Enfrentamento ao racismo em espaços de acolhimento


Crianças e adolescentes cujos direitos foram ameaçados ou violados por ação, omissão da sociedade ou por abuso de seus pais, mães ou responsáveis, são alcançadas pelas medidas de proteção estabelecidas pelo Estatuto da Criança e do Adolescente. Elas variam de acordo com cada situação vivenciada e podem ser substituídas, dentre essas medidas nos debruçaremos sobre o acolhimento institucional.

De acordo com o parágrafo único do artigo 101 do Estatuto da Criança e do Adolescente, o acolhimento institucional é uma medida provisória e excepcional, utilizável como forma de transição para reintegração familiar ou, não sendo esta possível, para colocação em família substituta; não se constituindo como espaço de privação de liberdade. A aplicação dessa medida se faz a partir do afastamento da criança/adolescente do convívio cotidiano com a família. No entanto, de acordo com o artigo 100, deve observar as necessidades pedagógicas, privilegiando-se o fortalecimento dos vínculos familiares e comunitários.

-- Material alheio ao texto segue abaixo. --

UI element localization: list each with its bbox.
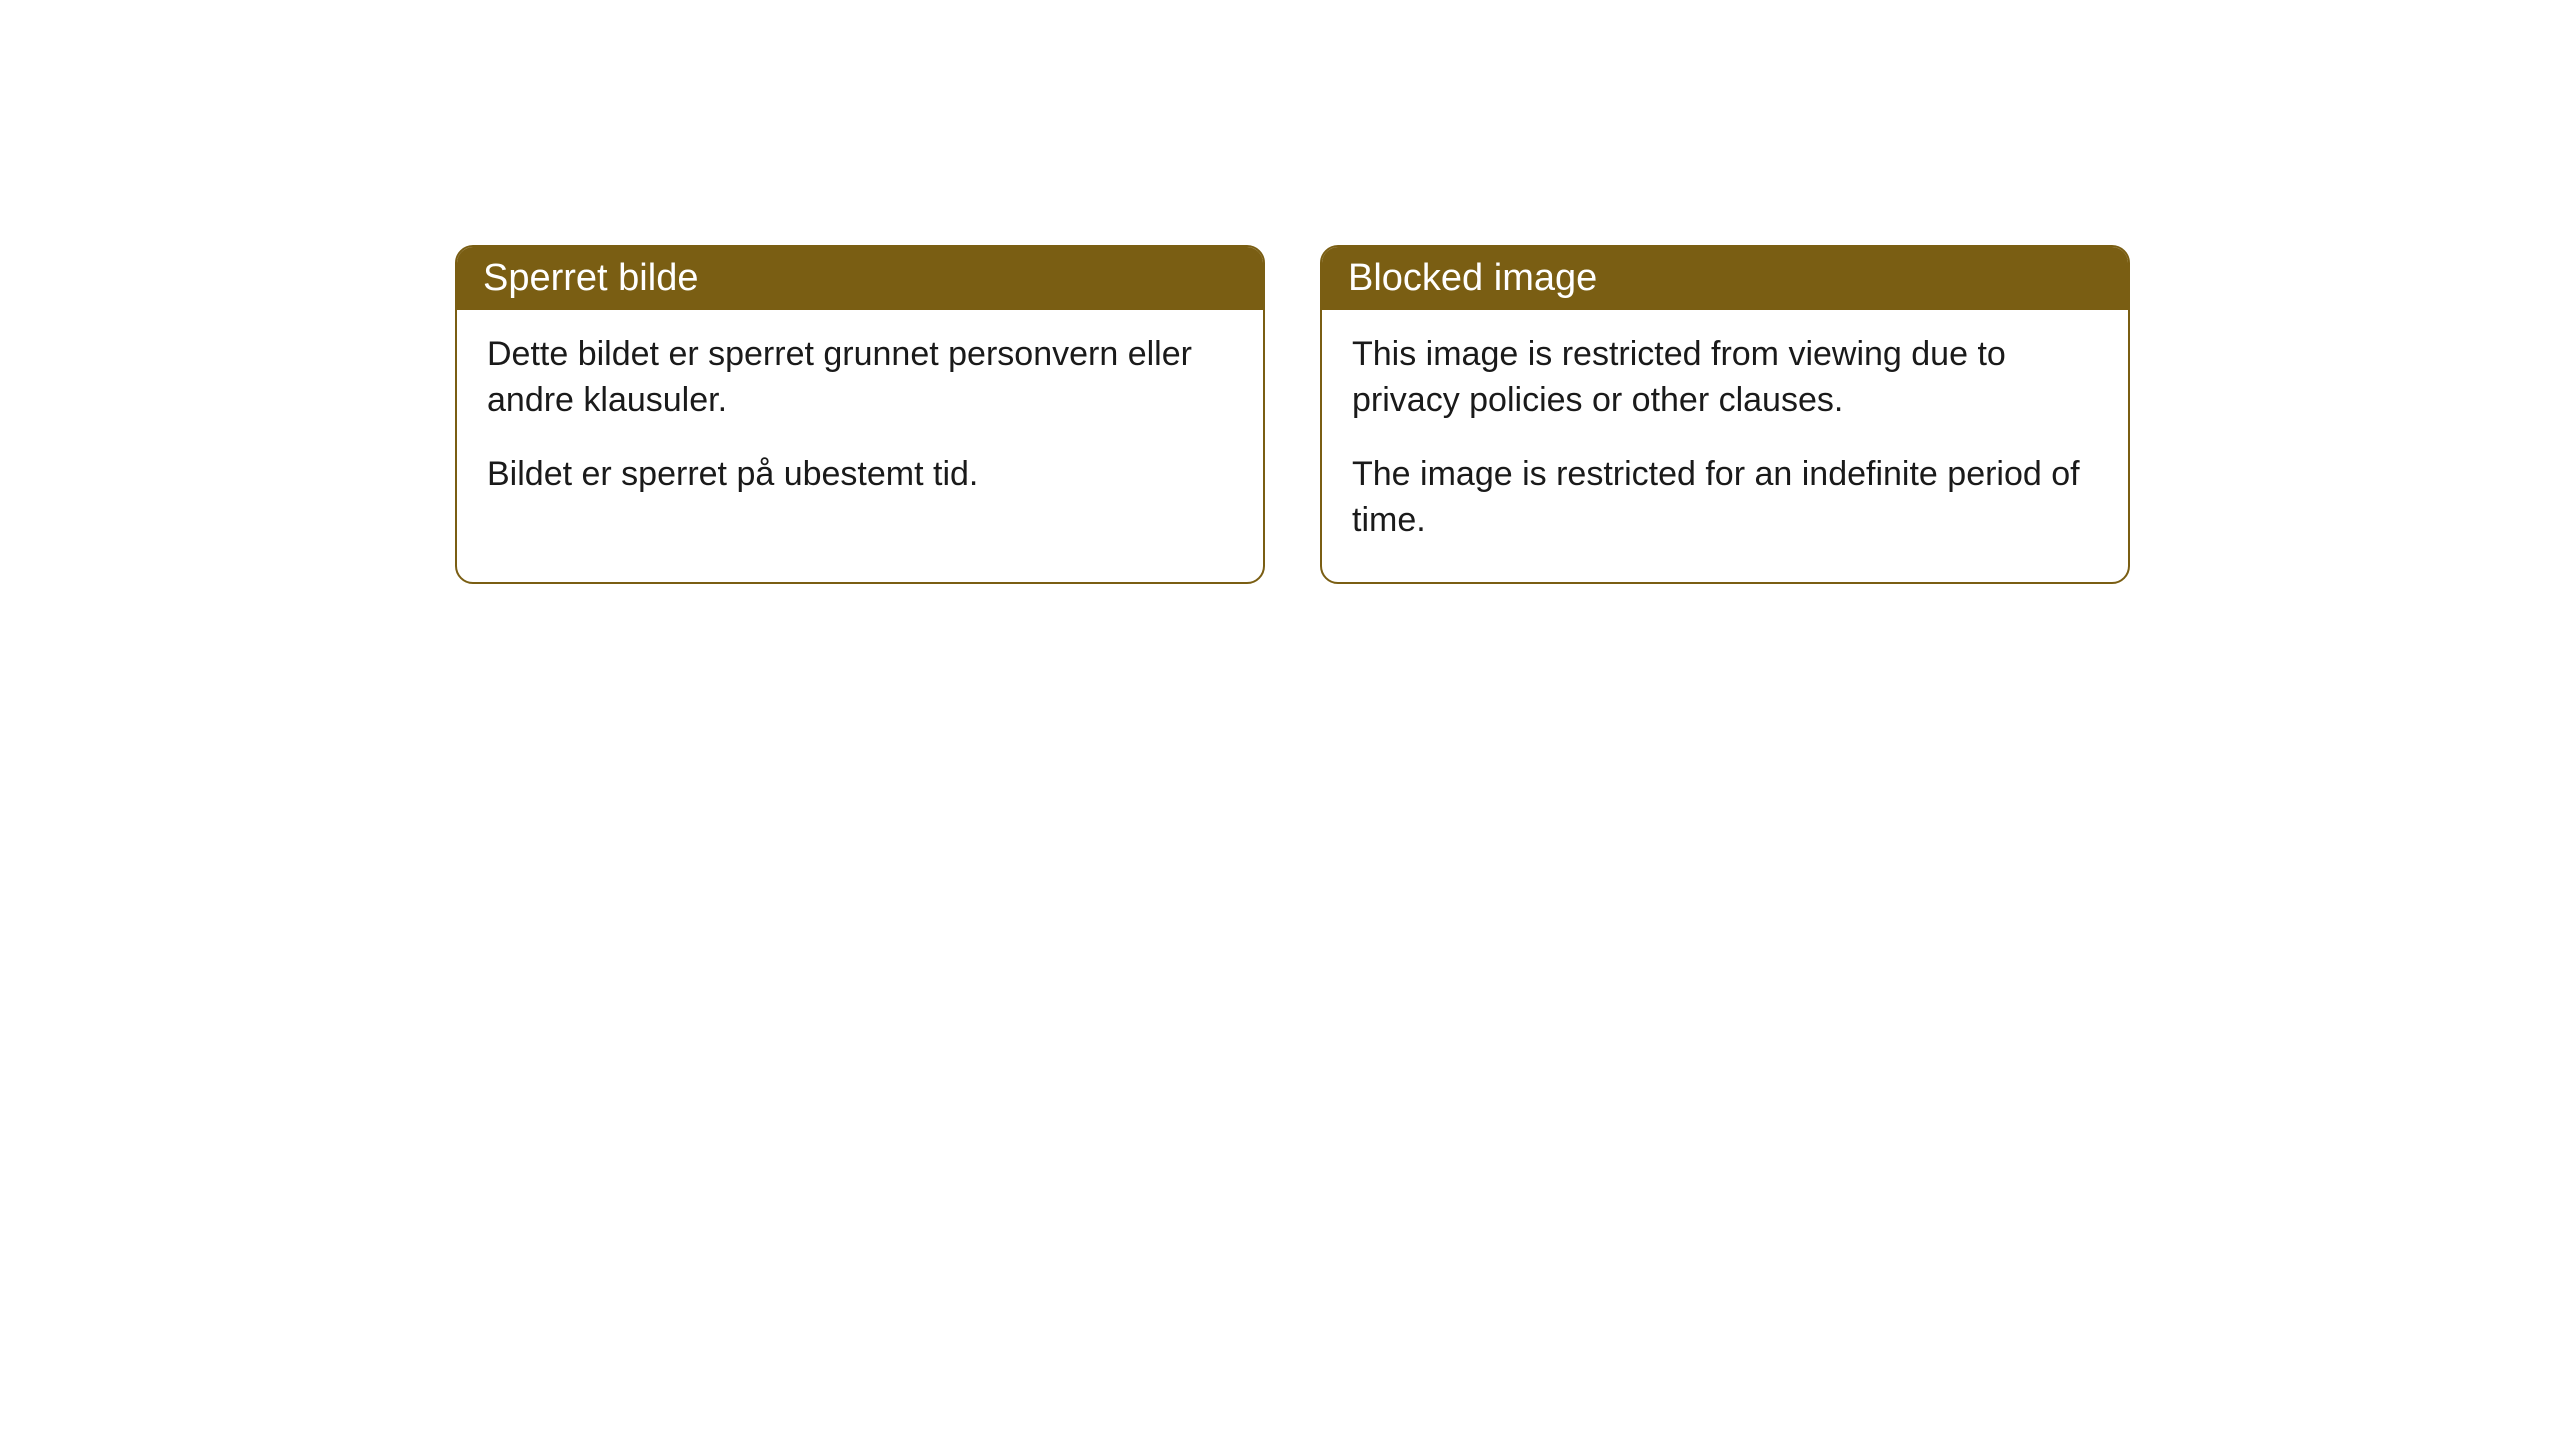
card-title-norwegian: Sperret bilde	[483, 257, 698, 299]
card-para1-english: This image is restricted from viewing du…	[1352, 332, 2098, 424]
card-norwegian: Sperret bilde Dette bildet er sperret gr…	[455, 245, 1265, 584]
card-header-english: Blocked image	[1322, 247, 2128, 310]
cards-container: Sperret bilde Dette bildet er sperret gr…	[455, 245, 2560, 584]
card-body-english: This image is restricted from viewing du…	[1322, 310, 2128, 582]
card-title-english: Blocked image	[1348, 257, 1597, 299]
card-para2-english: The image is restricted for an indefinit…	[1352, 452, 2098, 544]
card-header-norwegian: Sperret bilde	[457, 247, 1263, 310]
card-body-norwegian: Dette bildet er sperret grunnet personve…	[457, 310, 1263, 536]
card-para1-norwegian: Dette bildet er sperret grunnet personve…	[487, 332, 1233, 424]
card-para2-norwegian: Bildet er sperret på ubestemt tid.	[487, 452, 1233, 498]
card-english: Blocked image This image is restricted f…	[1320, 245, 2130, 584]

Os programas de acolhimento institucional lidam em seu cotidiano com um duplo desafio: proteger crianças e adolescentes durante o período de afastamento do convívio com sua família de origem e ao mesmo tempo desenvolver ações que possam dar conta do desafio de promover o fortalecimento de famílias fragilizadas e a reconstrução dos vínculos. Destaca-se aqui a importância desse aspecto: reconhece-se a família enquanto elo a ser fortalecido, alcançado pelas políticas públicas e devolvidas à sua condição de cuidadora.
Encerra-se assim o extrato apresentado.